Goldman Sachs has agreed to buy India's Benchmark Asset Management, a major provider of ETFs. Benchmark Asset Management was founded in 2001 and had about $700 million in assets under management as of Dec. 31. As of last year, Benchmark had nearly 65% marketshare of the Indian ETF market, and its gold ETF was the first and largest, in terms of AUM. Benchmark previously held almost $2 billion in AUM over its productline (2008 data). Terms of the deal were not disclosed.
Goldman, which has had a license to offer investment-banking services in India since 2008, said it planned to launch actively managed on-shore funds in India. The firm is also planning a major push in Korea, targeting its increasingly wealthy population. Benchmark Asset Management is known for its Gold ETF, but also offers six equity, one international and one fixed income ETFs.
FPR Commentary: Benchmark and Goldman will face the onerous task of competing against iShares, European and local banks in the increasingly relevant Indian wealth management space. However, Goldman now has the strategic advantage of owning the most established ETF provider in India. Amongst the benefits that will accrue to Goldman are a) knowledge on the local markets, b) regulatory connections and c) established local distribution. The firms are indirectly hoping to preempt iShares, ETF Securities, (and eventually T Rowe Price through its ownership of UTI Asset Management Co) from gaining advantage in India. However, it has been a tough job for Benchmark to convince the Indian newly-rich to embrace ETFs. Distribution efforts have suffered due to the extensive resources required in educating local investors and advisors on the benefits of exchange traded funds. Further, Indian rich are traditionally known for investing in physical gold. Some seem reluctant to embrace the concept of ' gold fund that charges annual expenses' unless a larger global brand is behind it. And this is where Goldman's name comes in.
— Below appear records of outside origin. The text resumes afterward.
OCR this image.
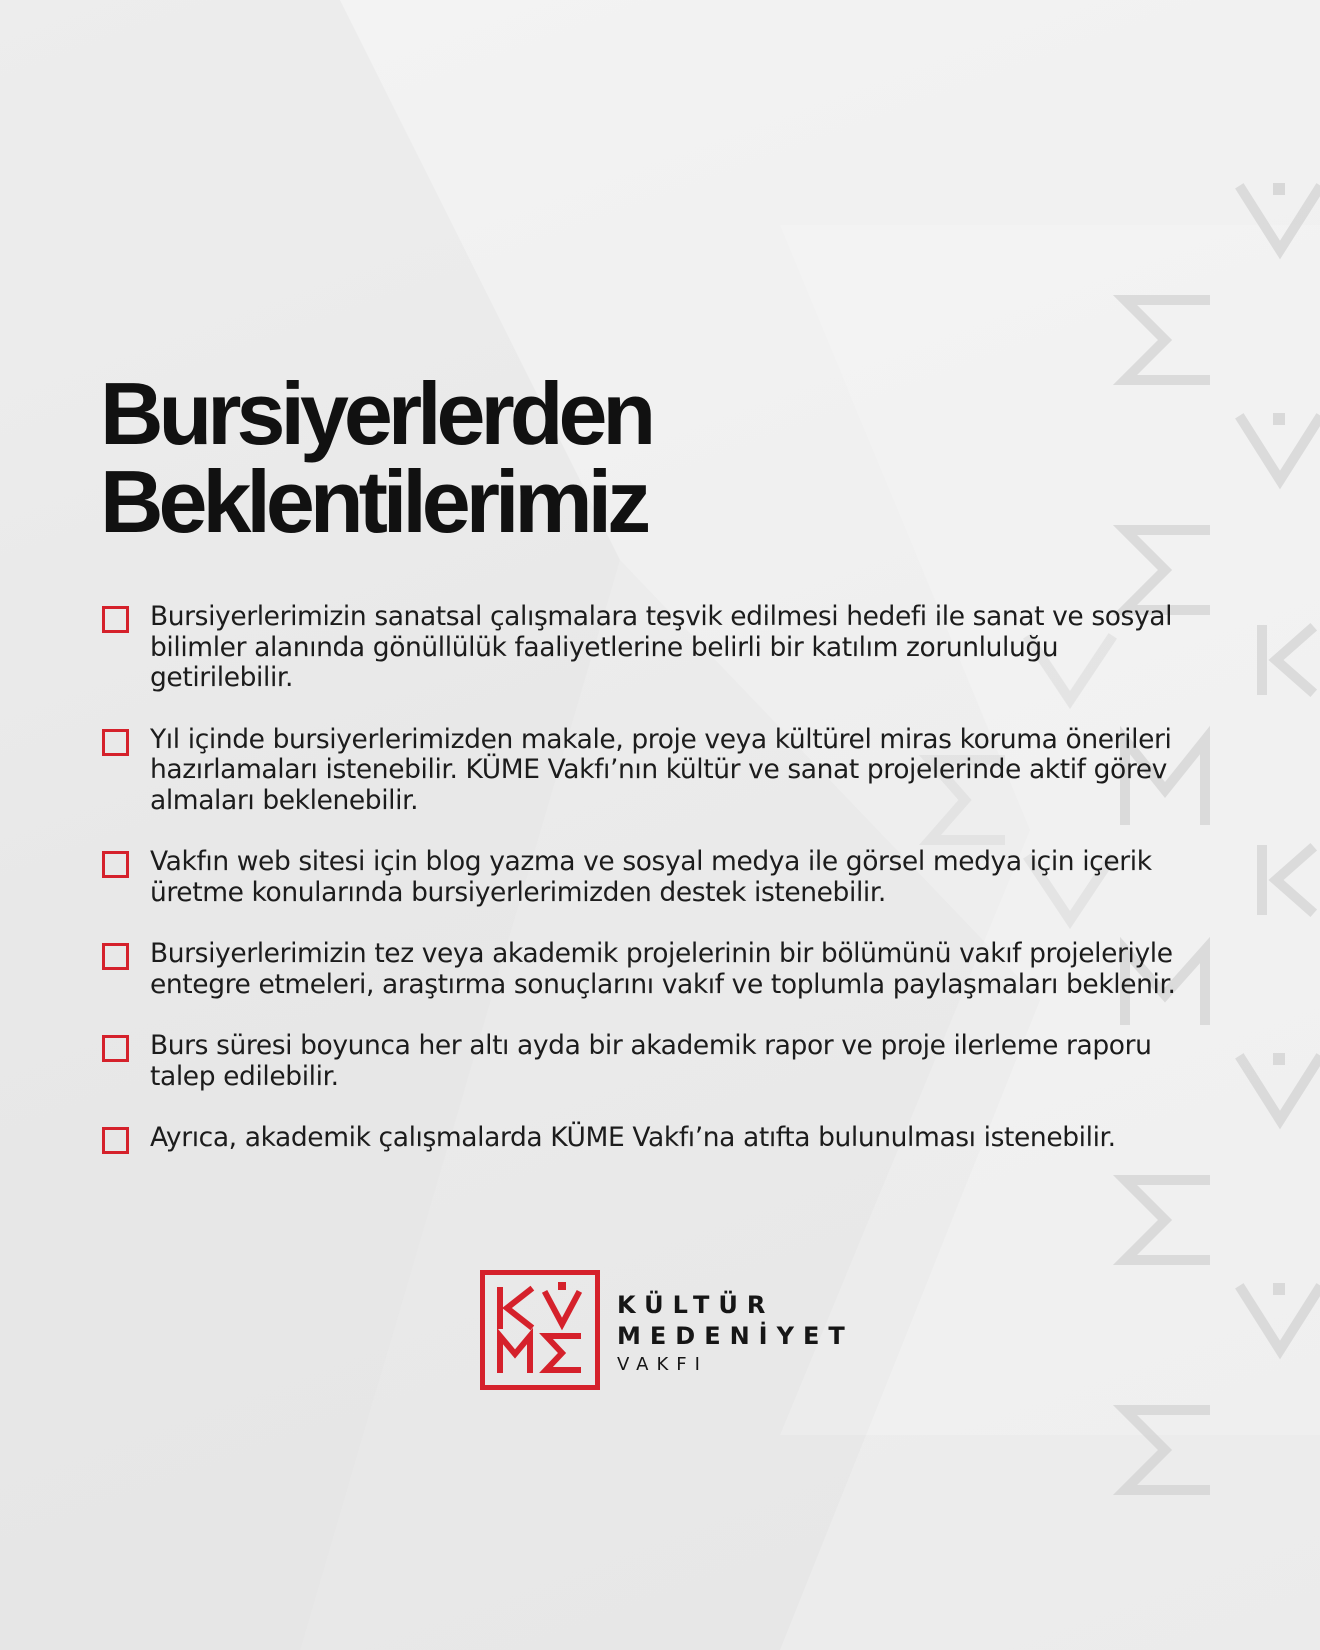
Bursiyerlerden
Beklentilerimiz
Bursiyerlerimizin sanatsal çalışmalara teşvik edilmesi hedefi ile sanat ve sosyal bilimler alanında gönüllülük faaliyetlerine belirli bir katılım zorunluluğu getirilebilir.
Yıl içinde bursiyerlerimizden makale, proje veya kültürel miras koruma önerileri hazırlamaları istenebilir. KÜME Vakfı’nın kültür ve sanat projelerinde aktif görev almaları beklenebilir.
Vakfın web sitesi için blog yazma ve sosyal medya ile görsel medya için içerik üretme konularında bursiyerlerimizden destek istenebilir.
Bursiyerlerimizin tez veya akademik projelerinin bir bölümünü vakıf projeleriyle entegre etmeleri, araştırma sonuçlarını vakıf ve toplumla paylaşmaları beklenir.
Burs süresi boyunca her altı ayda bir akademik rapor ve proje ilerleme raporu talep edilebilir.
Ayrıca, akademik çalışmalarda KÜME Vakfı’na atıfta bulunulması istenebilir.
KÜLTÜR
MEDENİYET
VAKFI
Given the benefits ETFs offer (such as low cost, transparency, and ease-of-transaction), it will be a slow but steady march towards winning the trust of India's wealthy. As the emerging markets continue to correct down, FPR expects to see more global M&A activity in that corner of the world. Activity that will effectively redefine the battle for India's wealth, through smart alliances and global partnerships.